October 1, 2023 | Rome, Italy

A Quiet Life

By |2018-03-21T18:29:28+01:00March 17th, 2008|Recent Reviews|
Oe's son Hikari is a central thought in his figure.

By Kenzaburo Oe, translated from the Japanese by Kunioki Yanagishta and Willian Wetherall

Grove Press, 1996 (2000). 256 pages.

Why can’t Japan produce writers who can truly encourage their readers?” Ma-chan, Oe’s 20-year-old narrator and a student of Céline, finds the scrawl in a book while browsing a French literature study room in Tokyo. Oe’s own reader encouragement is modest in this oblique novel concerned variously with the weight of famous fathers, depression, the exuberance of deformed sons, and Christian “matters of the soul.”

When her father, a respected if depressive novelist known only as “K,” retreats from Toyko, to teach in California (“emergency shelter”), wife in tow, Ma-chan is left behind to care for her mentally handicapped, epileptic younger brother Oyu-san, known as “Eeyore.” “K” is feeling “the pinch” — the introverted angst 1994 Nobel laureate Oe assigns to those who those who struggle with life’s purpose and, in “K’s” case, the guilt of paternal estrangement. Existence with exuberant (and musically gifted) Eeyore gives the awkward, “robotized” Ma-chan ample time to contemplate just what’s “wrong” with her aloof father.

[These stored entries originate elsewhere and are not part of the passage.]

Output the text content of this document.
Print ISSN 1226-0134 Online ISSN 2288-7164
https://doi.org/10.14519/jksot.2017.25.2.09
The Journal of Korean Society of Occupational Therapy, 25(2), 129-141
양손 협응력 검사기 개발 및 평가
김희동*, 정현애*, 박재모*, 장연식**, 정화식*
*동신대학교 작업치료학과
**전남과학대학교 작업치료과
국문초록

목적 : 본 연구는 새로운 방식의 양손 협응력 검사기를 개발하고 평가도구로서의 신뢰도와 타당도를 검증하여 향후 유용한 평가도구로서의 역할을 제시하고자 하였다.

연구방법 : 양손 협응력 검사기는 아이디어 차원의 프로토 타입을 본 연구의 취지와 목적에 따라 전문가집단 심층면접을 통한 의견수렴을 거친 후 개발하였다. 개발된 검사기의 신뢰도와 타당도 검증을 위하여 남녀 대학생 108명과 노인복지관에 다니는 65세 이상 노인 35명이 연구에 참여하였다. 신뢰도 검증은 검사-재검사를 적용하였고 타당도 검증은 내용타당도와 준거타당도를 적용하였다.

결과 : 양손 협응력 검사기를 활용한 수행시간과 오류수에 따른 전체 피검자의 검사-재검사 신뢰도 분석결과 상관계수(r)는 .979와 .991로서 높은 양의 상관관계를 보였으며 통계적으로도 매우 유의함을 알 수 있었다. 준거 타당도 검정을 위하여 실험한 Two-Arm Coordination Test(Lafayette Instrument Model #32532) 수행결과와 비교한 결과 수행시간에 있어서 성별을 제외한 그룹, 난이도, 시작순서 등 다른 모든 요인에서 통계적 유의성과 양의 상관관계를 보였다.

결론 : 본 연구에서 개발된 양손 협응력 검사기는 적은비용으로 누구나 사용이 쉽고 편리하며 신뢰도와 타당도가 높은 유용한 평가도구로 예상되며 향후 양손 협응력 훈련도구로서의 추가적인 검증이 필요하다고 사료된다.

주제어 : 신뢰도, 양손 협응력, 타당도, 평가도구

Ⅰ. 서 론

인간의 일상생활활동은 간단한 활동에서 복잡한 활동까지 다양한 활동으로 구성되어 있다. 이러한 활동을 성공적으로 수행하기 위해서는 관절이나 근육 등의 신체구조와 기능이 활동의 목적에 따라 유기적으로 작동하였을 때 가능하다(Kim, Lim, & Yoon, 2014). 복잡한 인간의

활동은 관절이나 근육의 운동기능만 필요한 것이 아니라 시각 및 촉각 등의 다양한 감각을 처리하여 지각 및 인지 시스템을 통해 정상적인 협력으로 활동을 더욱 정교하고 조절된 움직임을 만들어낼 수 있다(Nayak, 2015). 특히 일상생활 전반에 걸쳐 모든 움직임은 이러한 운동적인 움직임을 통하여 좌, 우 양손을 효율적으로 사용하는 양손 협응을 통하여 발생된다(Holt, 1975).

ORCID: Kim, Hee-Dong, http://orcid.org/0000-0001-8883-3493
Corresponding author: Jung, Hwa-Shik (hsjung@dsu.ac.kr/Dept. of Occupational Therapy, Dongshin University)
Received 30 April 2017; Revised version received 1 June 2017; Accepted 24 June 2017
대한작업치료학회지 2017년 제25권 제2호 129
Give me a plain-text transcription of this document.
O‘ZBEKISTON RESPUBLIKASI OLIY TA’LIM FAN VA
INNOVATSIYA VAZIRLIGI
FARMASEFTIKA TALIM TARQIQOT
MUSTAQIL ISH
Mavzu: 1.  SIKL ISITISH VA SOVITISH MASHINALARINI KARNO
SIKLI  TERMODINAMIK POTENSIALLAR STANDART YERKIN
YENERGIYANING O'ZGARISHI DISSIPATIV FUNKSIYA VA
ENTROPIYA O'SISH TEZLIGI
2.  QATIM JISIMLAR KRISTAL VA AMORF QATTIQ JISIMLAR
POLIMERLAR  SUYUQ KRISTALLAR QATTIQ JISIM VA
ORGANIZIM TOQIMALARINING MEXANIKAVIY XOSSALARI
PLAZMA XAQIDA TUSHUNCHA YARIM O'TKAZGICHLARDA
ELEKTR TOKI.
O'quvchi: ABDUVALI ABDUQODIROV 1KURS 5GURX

Oe’s fiction is often thinly veiled memoir: “K” Oe is the father of Hikari, an autistic, brain-damaged child who developed into a composer. The story slows when Ma-chan and “K” — in letters and parallel thoughts — debate Western literature, music, and theology (St. Francis, Blake, Céline, Michael Ende, Tarkovsky, K.V. — Kurt Vonnegut). It is Oe’s way of resisting Japan’s heroic provincialism and re-examining his own fiction. But it is “abandoned” Eeyore — whimsical, slow, utterly loyal, a “special nobody” — who gives Oe’s digressions their hopefulness (“I’ve been optimistic all along!” Eeyore exclaims one night). This is a story about human responsibility to those who are at once threatened and indomitable, and in that it succeeds.